The International Society for Cellular Therapy’s Mesenchymal and Tissue Stem Cell Committee proposed criteria to define human MSCs [68] – 1) MSCs must be plastic-adherent in standard culture conditions, 2) MSCs must express CD73, CD90, and CD105, and lack expression of HLA-DR surface molecules CD34, CD45, CD14, or CD11b, CD79alpha, or CD19, 3) MSCs must differentiate to adipocytes, osteoblasts, and chondroblasts in vitro. Although this criterion successfully outlines the in vitro identification of MSCs, the in vivo identification of MSCs before culture has not been sufficiently established [258].

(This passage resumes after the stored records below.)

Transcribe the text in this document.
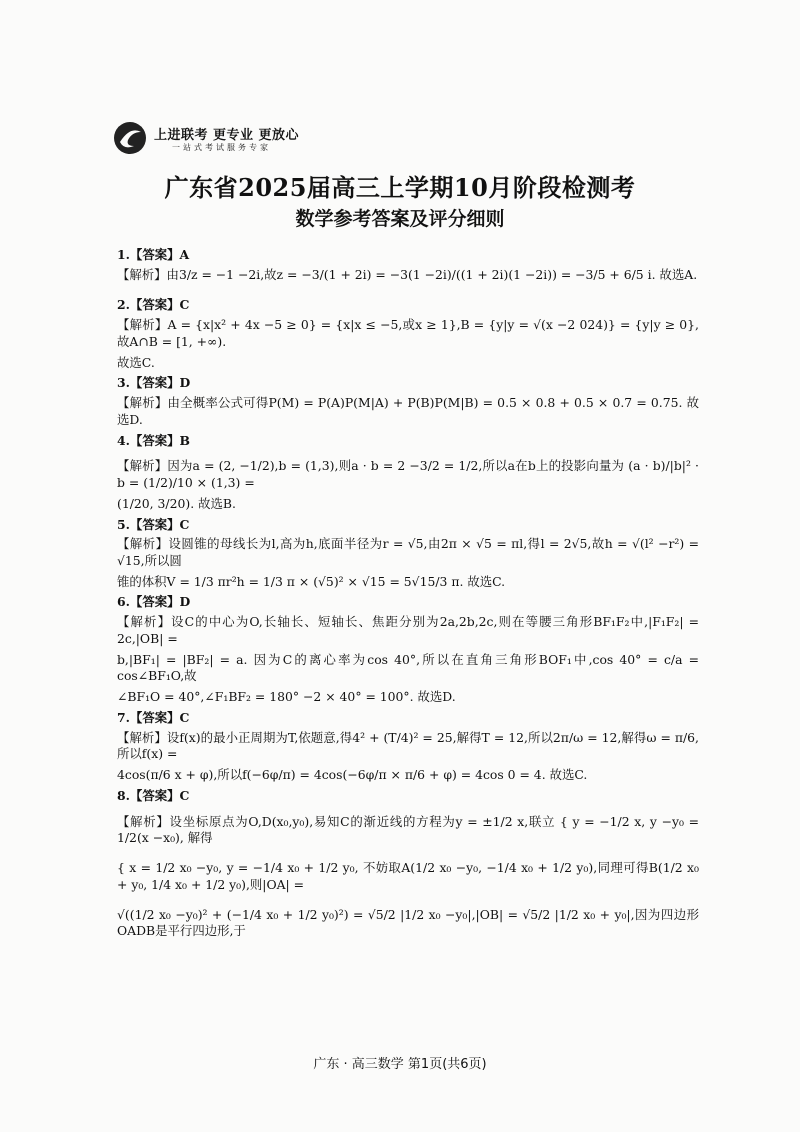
上进联考 更专业 更放心
一站式考试服务专家
广东省2025届高三上学期10月阶段检测考
数学参考答案及评分细则
1.【答案】A
【解析】由3/z = −1 −2i,故z = −3/(1 + 2i) = −3(1 −2i)/((1 + 2i)(1 −2i)) = −3/5 + 6/5 i. 故选A.
2.【答案】C
【解析】A = {x|x² + 4x −5 ≥ 0} = {x|x ≤ −5,或x ≥ 1},B = {y|y = √(x −2 024)} = {y|y ≥ 0},故A∩B = [1, +∞).
故选C.
3.【答案】D
【解析】由全概率公式可得P(M) = P(A)P(M|A) + P(B)P(M|B) = 0.5 × 0.8 + 0.5 × 0.7 = 0.75. 故选D.
4.【答案】B
【解析】因为a = (2, −1/2),b = (1,3),则a · b = 2 −3/2 = 1/2,所以a在b上的投影向量为 (a · b)/|b|² · b = (1/2)/10 × (1,3) =
(1/20, 3/20). 故选B.
5.【答案】C
【解析】设圆锥的母线长为l,高为h,底面半径为r = √5,由2π × √5 = πl,得l = 2√5,故h = √(l² −r²) = √15,所以圆
锥的体积V = 1/3 πr²h = 1/3 π × (√5)² × √15 = 5√15/3 π. 故选C.
6.【答案】D
【解析】设C的中心为O,长轴长、短轴长、焦距分别为2a,2b,2c,则在等腰三角形BF₁F₂中,|F₁F₂| = 2c,|OB| =
b,|BF₁| = |BF₂| = a. 因为C的离心率为cos 40°,所以在直角三角形BOF₁中,cos 40° = c/a = cos∠BF₁O,故
∠BF₁O = 40°,∠F₁BF₂ = 180° −2 × 40° = 100°. 故选D.
7.【答案】C
【解析】设f(x)的最小正周期为T,依题意,得4² + (T/4)² = 25,解得T = 12,所以2π/ω = 12,解得ω = π/6,所以f(x) =
4cos(π/6 x + φ),所以f(−6φ/π) = 4cos(−6φ/π × π/6 + φ) = 4cos 0 = 4. 故选C.
8.【答案】C
【解析】设坐标原点为O,D(x₀,y₀),易知C的渐近线的方程为y = ±1/2 x,联立 { y = −1/2 x, y −y₀ = 1/2(x −x₀), 解得
{ x = 1/2 x₀ −y₀, y = −1/4 x₀ + 1/2 y₀, 不妨取A(1/2 x₀ −y₀, −1/4 x₀ + 1/2 y₀),同理可得B(1/2 x₀ + y₀, 1/4 x₀ + 1/2 y₀),则|OA| =
√((1/2 x₀ −y₀)² + (−1/4 x₀ + 1/2 y₀)²) = √5/2 |1/2 x₀ −y₀|,|OB| = √5/2 |1/2 x₀ + y₀|,因为四边形OADB是平行四边形,于
广东 · 高三数学 第1页(共6页)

CD73 functions as an ecto-5’-nucleotidase facilitating the conversion of extracellular adenosine monophosphate into adenosine typically found in epithelial cells, endothelial cells, fibroblasts, lymphocytes, and smooth muscle cells [259-262]. CD90 is a protein that is anchored to the cell membrane by glycosylphosphatidylinositol and plays a crucial role in interactions between cells and the extracellular matrix frequently isolated in lymphatic and vascular endothelial cells, fibroblasts, hematopoietic cells, lymphocytes, and neurons [263-266]. CD105 is classified as a type I membrane glycoprotein and acts as a supplementary receptor for ligands within the TGF-β superfamily. This protein is expressed in chondrocytes, fibroblasts, hematopoietic progenitor cells, monocytes, synctiotrophoblasts, and vascular endothelial cells [267]. Although CD73, CD90, and CD105 are included in the minimum criteria for human MSCs, there is currently no evidence to suggest that any antibodies can specifically identify these proteins in vivo within MSCs.

One promising candidate for a biomarker that could enhance the quantification of MSCs, is CD271. While it is not recognized in the International Society for Cellular Therapy’s guidelines for defining human MSCs studies have demonstrated that CD271 is one of the most specific markers associated with human BMMSCs [267,269]. Not only is CD271 found in bone marrow, this biomarker can also be seen in adipose tissue, placental tissue, trabecular bone, and dermal tissue [270-275]. Although CD271 appears to be specific to MSCs from multiple tissue sources, it does not qualify as a universal marker for MSC identification as it is not consistently detectable in tissues like umbilical cord blood, Wharton’s jelly, and peripheral blood [276-279]. Regardless, bone marrow and adipose tissue remain two of the most common sources for MSCs used in orthopaedic practice. Therefore, CD271 could potentially act as a biomarker that offers a more accurate representation of the quantity and quality of MSCs derived from these sources in comparison to NCC and CFUs.

Conclusion

As the use of MSCs in clinical practice expands, the necessity for a distinct marker or component of MSCs to enhance the prediction of clinical outcomes has become evident. This review concludes that the initially proposed markers of MSCs, namely CFUs and NCCs, have proven insufficient in predicting outcomes. However, by broadening our perspective beyond these markers, we might uncover a new marker that possesses greater predictive significance. Since the foundational studies conducted by Friedenstein and Caplan, there has been a remarkable surge in our knowledge and comprehension of MSCs. By utilizing the trophic and immunomodulatory properties inherent in MSCs, we seek to harness their regenerative abilities for the treatment of multiple diseases and conditions, either through the standalone application of MSCs or by integrating these cells with other technological solutions. The horizon for MSCs is bright, as innovative treatments and technologies like secretomes and exosomes provide new pathways to improve outcomes and fully exploit the regenerative potential of MSCs.